Der Unruhestifter ist dein Ego. Und dein Ego lebt von deiner Zuwendung und ernährt sich von Aufmerksamkeit. Es ist unersättlich, und je mehr Aufmerksamkeit du ihm schenkst, desto mehr verlangt es. Dein Ego ist hungrig und will wachsen. Zumindest aber will es ein sattes, wohlgenährtes Leben in deiner Gegenwart führen. Dabei ist das Ego, wenn man sein Verlangen nach Zuwendung, die es pausenlos anstrebt, verwehrt, ein unwichtiges und vergängliches Phänomen.

Des Egos innigste Tätigkeit besteht darin, Gedanken gleich welcher Art als wichtig erscheinen zu lassen und sich selbst durch sein mannigfaltiges Treiben als (anscheinend) gleichermaßen wichtig zu etablieren. Dabei agiert es ziemlich chaotisch, und nicht ohne Grund, denn das Chaos ist seine Natur – auch wenn es dir gegenüber seinen chaotischen Zustand hinter einem dünnen Schleier aus einer scheinbar nachvollziehbaren Ordnung verbergen möchte.

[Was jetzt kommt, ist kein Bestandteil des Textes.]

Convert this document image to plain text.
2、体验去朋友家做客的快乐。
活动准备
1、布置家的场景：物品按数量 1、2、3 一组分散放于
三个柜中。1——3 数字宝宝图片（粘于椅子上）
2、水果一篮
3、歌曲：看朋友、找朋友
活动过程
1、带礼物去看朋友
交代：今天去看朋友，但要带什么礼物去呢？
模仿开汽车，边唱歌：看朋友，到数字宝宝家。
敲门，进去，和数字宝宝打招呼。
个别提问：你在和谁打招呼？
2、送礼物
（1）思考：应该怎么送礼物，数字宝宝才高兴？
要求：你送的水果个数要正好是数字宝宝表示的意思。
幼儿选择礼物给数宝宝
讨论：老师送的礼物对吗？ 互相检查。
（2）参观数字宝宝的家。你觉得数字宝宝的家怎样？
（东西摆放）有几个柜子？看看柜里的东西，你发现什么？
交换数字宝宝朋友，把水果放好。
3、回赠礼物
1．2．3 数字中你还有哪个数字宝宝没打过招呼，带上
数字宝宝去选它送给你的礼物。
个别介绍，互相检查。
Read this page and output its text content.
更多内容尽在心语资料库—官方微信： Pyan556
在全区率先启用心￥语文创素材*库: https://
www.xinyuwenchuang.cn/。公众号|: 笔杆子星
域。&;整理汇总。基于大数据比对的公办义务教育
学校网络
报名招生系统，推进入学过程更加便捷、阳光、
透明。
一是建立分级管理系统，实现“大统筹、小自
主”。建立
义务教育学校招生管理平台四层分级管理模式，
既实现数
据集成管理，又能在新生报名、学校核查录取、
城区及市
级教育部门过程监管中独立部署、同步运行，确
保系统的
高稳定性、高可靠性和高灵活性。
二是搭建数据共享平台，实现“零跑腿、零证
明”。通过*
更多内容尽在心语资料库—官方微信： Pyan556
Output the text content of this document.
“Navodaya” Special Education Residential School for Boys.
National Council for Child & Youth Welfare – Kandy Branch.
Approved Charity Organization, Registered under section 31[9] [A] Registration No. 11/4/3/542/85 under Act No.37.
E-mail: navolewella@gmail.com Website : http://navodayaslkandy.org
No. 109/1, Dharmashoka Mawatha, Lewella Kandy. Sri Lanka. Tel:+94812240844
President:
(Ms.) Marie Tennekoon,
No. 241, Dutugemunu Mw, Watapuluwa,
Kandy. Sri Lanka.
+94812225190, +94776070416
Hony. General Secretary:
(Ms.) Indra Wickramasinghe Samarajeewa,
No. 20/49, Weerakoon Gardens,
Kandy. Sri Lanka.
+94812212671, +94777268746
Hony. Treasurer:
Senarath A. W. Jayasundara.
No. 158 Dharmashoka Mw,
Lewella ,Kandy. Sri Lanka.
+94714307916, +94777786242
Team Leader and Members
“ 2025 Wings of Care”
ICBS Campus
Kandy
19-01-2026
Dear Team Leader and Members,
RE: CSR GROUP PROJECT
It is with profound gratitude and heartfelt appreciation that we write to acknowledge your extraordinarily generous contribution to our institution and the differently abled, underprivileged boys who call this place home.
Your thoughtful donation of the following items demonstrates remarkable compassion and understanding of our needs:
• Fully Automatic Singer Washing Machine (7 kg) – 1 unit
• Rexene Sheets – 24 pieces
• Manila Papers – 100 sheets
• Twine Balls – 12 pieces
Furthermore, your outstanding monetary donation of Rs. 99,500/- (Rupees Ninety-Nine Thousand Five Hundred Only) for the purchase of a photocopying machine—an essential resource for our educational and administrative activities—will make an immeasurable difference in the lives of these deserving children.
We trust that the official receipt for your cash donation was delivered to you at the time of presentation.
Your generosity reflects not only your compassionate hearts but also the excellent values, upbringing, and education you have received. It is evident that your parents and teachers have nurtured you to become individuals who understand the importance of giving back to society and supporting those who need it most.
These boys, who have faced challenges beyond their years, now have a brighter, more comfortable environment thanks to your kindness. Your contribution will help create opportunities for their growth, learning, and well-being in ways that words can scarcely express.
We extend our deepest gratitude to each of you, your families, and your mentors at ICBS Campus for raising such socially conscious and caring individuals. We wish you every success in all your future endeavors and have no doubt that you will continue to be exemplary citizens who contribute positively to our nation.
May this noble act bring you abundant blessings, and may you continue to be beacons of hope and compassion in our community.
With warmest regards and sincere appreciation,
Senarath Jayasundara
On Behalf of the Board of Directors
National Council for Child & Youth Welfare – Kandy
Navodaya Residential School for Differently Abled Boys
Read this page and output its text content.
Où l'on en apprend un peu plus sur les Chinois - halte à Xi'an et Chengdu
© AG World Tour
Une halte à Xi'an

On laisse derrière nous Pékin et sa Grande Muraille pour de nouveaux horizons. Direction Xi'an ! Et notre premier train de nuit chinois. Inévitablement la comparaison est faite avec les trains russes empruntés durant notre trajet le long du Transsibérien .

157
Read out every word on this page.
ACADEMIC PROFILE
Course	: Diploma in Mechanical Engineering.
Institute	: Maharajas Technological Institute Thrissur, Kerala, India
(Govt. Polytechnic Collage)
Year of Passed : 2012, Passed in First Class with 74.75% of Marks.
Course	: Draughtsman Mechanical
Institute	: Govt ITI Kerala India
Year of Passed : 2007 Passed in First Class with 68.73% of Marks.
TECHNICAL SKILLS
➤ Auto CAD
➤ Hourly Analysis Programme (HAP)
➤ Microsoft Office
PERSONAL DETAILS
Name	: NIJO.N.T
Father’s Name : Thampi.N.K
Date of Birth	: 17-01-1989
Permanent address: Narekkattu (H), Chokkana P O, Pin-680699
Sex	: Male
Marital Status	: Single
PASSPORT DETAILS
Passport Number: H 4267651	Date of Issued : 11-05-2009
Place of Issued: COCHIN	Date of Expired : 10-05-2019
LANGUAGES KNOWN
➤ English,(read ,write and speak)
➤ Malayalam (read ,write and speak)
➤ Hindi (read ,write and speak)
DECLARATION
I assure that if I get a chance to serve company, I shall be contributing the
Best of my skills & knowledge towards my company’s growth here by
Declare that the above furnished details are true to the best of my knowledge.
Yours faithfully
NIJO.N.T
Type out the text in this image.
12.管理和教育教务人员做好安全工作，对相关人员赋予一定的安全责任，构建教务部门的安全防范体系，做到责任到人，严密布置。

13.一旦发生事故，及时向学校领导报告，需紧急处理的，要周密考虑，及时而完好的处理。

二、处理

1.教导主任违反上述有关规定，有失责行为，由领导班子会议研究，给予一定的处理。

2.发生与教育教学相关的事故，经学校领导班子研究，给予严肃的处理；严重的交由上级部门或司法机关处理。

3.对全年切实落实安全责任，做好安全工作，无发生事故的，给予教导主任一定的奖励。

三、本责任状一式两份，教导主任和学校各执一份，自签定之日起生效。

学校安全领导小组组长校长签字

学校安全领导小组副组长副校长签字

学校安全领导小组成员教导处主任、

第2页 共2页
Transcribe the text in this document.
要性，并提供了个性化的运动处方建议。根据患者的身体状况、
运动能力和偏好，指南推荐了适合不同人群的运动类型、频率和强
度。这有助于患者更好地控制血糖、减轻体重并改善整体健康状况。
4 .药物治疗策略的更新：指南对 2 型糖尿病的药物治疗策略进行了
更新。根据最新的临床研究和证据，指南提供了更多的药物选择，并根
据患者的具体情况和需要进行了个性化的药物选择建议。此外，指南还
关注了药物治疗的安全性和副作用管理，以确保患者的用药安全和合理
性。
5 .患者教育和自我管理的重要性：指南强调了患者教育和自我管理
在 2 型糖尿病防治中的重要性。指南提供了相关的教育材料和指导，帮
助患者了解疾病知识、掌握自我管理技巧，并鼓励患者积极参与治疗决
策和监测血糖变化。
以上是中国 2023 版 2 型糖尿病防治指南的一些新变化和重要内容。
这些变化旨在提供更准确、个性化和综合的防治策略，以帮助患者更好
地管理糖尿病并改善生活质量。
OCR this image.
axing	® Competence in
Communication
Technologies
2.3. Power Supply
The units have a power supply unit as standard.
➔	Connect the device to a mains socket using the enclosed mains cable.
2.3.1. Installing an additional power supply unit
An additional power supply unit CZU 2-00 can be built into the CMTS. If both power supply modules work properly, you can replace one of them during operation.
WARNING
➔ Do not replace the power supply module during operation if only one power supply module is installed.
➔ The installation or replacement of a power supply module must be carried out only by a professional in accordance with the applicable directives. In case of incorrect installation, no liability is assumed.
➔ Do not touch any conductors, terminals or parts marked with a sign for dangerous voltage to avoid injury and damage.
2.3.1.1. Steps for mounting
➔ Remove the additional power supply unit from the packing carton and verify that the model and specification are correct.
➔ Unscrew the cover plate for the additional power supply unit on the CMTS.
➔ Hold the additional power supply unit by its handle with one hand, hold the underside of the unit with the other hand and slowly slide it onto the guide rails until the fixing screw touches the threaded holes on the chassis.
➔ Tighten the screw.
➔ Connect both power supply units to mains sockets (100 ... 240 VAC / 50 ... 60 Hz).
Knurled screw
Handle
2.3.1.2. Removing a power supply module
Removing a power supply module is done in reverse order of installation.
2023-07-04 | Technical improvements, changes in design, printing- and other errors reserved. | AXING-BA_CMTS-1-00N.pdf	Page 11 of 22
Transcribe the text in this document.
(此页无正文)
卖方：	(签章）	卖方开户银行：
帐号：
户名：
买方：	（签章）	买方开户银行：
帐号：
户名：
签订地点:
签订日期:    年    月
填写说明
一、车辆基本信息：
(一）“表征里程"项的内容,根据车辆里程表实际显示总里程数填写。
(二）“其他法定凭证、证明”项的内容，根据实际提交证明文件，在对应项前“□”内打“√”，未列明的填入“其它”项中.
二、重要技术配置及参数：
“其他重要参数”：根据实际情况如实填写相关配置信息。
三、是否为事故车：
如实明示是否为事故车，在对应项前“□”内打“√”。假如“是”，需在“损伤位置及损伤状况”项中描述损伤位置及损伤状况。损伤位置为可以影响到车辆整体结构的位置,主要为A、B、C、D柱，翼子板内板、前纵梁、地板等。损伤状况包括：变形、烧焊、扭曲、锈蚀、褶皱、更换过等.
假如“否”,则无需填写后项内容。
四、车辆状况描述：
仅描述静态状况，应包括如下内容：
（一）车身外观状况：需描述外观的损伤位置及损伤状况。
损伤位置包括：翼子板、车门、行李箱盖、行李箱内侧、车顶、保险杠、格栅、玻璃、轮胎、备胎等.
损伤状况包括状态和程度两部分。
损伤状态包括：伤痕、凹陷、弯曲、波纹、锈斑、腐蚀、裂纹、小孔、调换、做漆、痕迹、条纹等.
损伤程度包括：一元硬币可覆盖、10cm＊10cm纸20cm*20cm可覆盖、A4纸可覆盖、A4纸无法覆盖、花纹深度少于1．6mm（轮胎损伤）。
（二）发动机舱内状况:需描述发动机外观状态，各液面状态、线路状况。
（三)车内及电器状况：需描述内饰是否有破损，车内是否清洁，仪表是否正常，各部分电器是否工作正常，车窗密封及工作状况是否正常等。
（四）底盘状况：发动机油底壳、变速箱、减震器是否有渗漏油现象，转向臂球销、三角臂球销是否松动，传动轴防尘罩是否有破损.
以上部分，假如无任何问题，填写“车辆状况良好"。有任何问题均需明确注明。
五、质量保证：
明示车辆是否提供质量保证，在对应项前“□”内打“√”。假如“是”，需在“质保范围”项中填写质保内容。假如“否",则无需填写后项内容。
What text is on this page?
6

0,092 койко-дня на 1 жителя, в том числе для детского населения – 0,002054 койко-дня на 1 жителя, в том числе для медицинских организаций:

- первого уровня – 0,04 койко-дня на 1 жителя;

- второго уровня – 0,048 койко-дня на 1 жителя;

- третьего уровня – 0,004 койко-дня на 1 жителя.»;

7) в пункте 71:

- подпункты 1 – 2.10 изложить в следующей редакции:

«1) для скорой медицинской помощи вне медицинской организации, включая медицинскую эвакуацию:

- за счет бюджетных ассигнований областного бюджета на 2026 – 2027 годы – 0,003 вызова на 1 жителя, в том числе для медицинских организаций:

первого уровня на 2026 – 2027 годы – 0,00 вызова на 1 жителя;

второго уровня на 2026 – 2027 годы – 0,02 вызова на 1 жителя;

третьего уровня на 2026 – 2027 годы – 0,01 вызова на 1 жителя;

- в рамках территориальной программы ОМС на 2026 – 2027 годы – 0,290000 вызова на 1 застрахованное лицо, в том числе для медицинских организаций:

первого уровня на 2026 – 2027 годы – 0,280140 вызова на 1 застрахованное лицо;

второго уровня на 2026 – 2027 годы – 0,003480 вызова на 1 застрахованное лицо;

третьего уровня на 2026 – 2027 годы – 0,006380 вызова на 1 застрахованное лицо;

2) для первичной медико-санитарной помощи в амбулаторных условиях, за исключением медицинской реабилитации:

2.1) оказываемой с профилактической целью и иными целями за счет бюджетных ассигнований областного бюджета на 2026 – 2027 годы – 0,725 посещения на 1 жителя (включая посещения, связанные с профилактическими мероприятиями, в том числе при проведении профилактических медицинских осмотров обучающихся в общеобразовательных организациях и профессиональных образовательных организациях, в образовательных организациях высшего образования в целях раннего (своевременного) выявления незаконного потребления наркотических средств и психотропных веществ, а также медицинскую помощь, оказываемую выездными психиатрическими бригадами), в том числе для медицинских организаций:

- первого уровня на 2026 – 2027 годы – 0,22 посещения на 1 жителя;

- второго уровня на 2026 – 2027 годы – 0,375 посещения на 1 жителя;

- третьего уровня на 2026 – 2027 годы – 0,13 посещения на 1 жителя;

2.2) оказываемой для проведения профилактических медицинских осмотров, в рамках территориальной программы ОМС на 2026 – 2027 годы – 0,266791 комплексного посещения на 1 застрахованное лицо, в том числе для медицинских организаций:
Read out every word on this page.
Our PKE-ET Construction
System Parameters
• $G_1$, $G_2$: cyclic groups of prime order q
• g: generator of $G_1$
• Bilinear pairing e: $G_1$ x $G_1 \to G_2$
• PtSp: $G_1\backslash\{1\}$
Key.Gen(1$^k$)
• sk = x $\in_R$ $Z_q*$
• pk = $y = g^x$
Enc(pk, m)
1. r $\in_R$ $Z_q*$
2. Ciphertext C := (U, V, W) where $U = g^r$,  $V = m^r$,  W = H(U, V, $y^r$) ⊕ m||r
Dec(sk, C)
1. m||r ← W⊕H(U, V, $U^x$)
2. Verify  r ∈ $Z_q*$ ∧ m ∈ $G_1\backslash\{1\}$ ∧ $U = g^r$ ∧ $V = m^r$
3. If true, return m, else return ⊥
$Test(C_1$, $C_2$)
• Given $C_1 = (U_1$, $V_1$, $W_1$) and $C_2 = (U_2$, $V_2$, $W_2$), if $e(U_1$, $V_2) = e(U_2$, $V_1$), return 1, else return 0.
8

Für gewöhnlich hat sich dein Ego gut in deinem Leben [offenbar verselbstständigt] eingerichtet und somit hat es zugleich dein Leben eingerichtet – und dich als Handlanger darin situiert. So gibt es immer was zu tun, etwas, von dem dein Ego behauptet, es wäre zu tun. Hier und da. Anschaffen, abschaffen, mehr davon, weniger davon – dann wieder umgekehrt und manchmal doch wieder ganz anders.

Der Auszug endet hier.